= Electric Raceabout =

All-electric sports car

The Electric Raceabout (ERA) is an all-electric sports car developed by the Helsinki Metropolia University of Applied Sciences. It contains lithium-titanate batteries, four direct-drive electric motors, and a carbon fiber monocoque chassis with steel sub-frames.

The ERA has an operational range of 200 km. Its total weight is 1700 kg with a 550 kg battery pack. The power output of its engines is 200 kW with a peak output of 300 kW / 10 seconds. The engine's nominal torque is 1000 Nm with a peak torque of 3200 Nm. The ERA has a top speed of 200 km/h with 0-100 km acceleration in 6.0 seconds.

The ERA was introduced in the summer of 2009 with a target to reach low-volume production.

The ERA took part in the Automotive X Prize competition and came in second in its class. ERA made a new road-legal electric vehicle lap record in Nürburgring Nordschleife in September 2011.

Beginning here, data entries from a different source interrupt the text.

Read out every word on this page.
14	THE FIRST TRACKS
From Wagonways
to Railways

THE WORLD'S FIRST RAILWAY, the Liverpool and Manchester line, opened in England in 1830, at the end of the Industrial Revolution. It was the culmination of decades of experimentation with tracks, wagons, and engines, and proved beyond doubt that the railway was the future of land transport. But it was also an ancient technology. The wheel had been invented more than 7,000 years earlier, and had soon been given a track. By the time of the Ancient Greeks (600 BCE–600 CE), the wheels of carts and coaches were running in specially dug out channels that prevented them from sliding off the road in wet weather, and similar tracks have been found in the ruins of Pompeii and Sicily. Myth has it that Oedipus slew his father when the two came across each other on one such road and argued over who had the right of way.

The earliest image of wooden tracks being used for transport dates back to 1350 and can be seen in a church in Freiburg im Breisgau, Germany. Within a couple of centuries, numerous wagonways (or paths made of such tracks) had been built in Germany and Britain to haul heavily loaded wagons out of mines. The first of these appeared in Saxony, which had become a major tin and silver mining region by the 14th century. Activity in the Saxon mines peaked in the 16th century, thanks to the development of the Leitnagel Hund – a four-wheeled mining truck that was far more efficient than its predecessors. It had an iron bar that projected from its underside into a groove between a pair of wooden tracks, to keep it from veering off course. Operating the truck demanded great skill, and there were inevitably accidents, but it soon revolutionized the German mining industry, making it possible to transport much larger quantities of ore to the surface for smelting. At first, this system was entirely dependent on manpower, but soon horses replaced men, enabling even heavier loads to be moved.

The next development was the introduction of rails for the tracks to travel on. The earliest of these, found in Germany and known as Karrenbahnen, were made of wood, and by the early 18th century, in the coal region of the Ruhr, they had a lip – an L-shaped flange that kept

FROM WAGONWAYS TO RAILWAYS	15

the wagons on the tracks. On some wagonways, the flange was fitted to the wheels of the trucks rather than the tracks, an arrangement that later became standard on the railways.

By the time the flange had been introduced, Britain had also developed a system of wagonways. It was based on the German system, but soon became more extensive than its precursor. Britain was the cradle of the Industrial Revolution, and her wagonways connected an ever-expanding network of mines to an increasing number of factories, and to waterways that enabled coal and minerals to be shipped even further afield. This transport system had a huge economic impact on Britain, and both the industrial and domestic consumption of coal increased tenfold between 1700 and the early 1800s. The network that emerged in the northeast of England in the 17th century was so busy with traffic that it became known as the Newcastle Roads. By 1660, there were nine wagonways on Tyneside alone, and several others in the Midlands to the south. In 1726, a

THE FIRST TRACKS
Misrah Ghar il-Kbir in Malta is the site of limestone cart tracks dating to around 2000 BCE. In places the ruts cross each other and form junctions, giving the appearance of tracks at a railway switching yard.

In the winter of 2011–2012, the ERA had its inverters, aerodynamics, and power steering upgraded - after improvements, ERA's total motor power of 282 kW was measured on the dynamometer. In March 2012, the ERA topped a speed of 260 km/h while driving on the ice at Lake Ukonjärvi, Inari. With an average speed of 252 km/h, the ERA is the fastest EV on ice. The ERA was parked outside in freezing temperatures before the event, proving that an EV can operate in freezing temperatures.

Chinese car manufacturer AET is planning to produce electric cars based on ERA technology.